Sur l’accord de normalisation des relations entre les Emirats arabes unis et Israël annoncé jeudi, le président libanais a réagi en disant que les Emirats étaient un « pays indépendant ».

Il n’a pas critiqué l’accord comme l’a fait son allié, le Hezbollah. « C’est une trahison de Jérusalem et du peuple palestinien. C’est un coup de couteau dans le dos », a réagi vendredi Hassan Nasrallah, dirigeant du Hezbollah.

Le Liban et le voisin israélien sont techniquement en état de guerre. Le Hezbollah pro-iranien, qui domine aujourd’hui la vie politique libanaise, et l’Etat hébreu sont des ennemis jurés et plusieurs conflits les ont opposés ces dernières décennies.

Le secrétaire général du Hezbollah Hassan Nasrallah prononce un discours après l’explosion mortelle à Beyrouth, le vendredi 7 août 2020. (Capture d’écran al-Manar)

Un des points de contentieux entre le Liban et Israël concerne l’exploration d’hydrocarbures en Méditerranée orientale. Une partie d’un des blocs d’exploration se trouverait dans une zone maritime disputée avec Israël.

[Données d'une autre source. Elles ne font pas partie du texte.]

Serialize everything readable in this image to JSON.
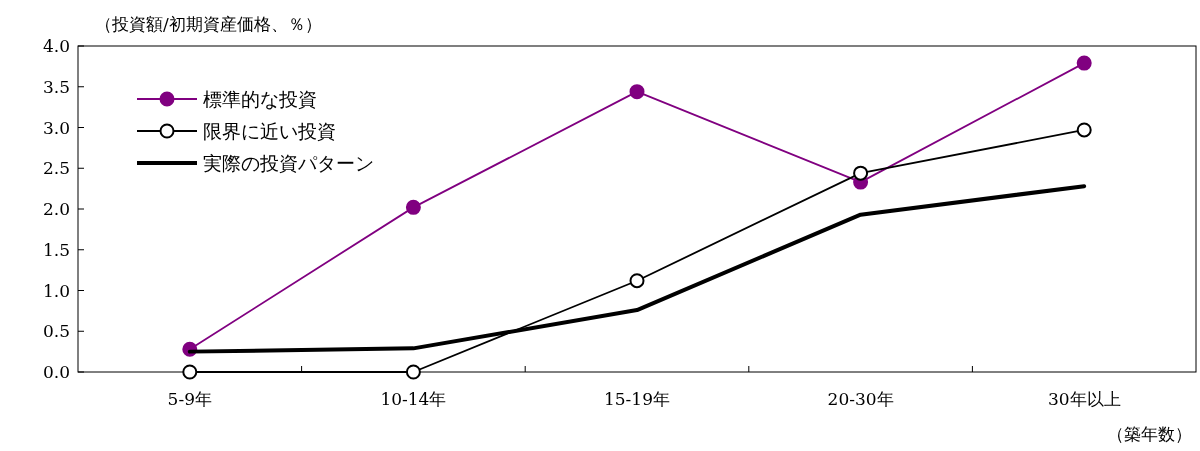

En 2019, Washington avait mené une médiation inédite pour résoudre le litige.

Par ailleurs, M. Aoun, dont une partie de la population réclame le départ après l’explosion dévastatrice du 4 août au port de Beyrouth, a exclu de démissionner.

Interrogé par BFMTV s’il avait songé à quitter le pouvoir, M. Aoun a répondu : « C’est impossible ; il y aurait un vide. […] Si je démissionne, qui va assurer la continuité du pouvoir ? » Il a également dit « partager la douleur du peuple ».

Alors qu’il avait suggéré que l’explosion du port pouvait avoir pour origine un missile ennemi, il a affirmé samedi que « toutes les hypothèses étaient toujours d’actualité ». Il a ajouté que l’enquête nécessitait des images satellites afin de vérifier cette option.

L’explosion du 4 août a pour origine un incendie dans un entrepôt au port où étaient stockées selon les autorités 2 750 tonnes de nitrate d’ammonium depuis six ans. Elle a fait 177 morts et plus de 6 500 blessés et dévasté des quartiers entiers de la capitale libanaise.

Cette tragédie est venue alimenter la colère d’une grande partie des Libanais, pour qui cette catastrophe de trop vient illustrer l’incurie d’une classe politique quasi-inchangée depuis des décennies et accusée de corruption et d’incompétence. Le départ de cette classe dirigeante, y compris celui de M. Aoun, est réclamé par le peuple.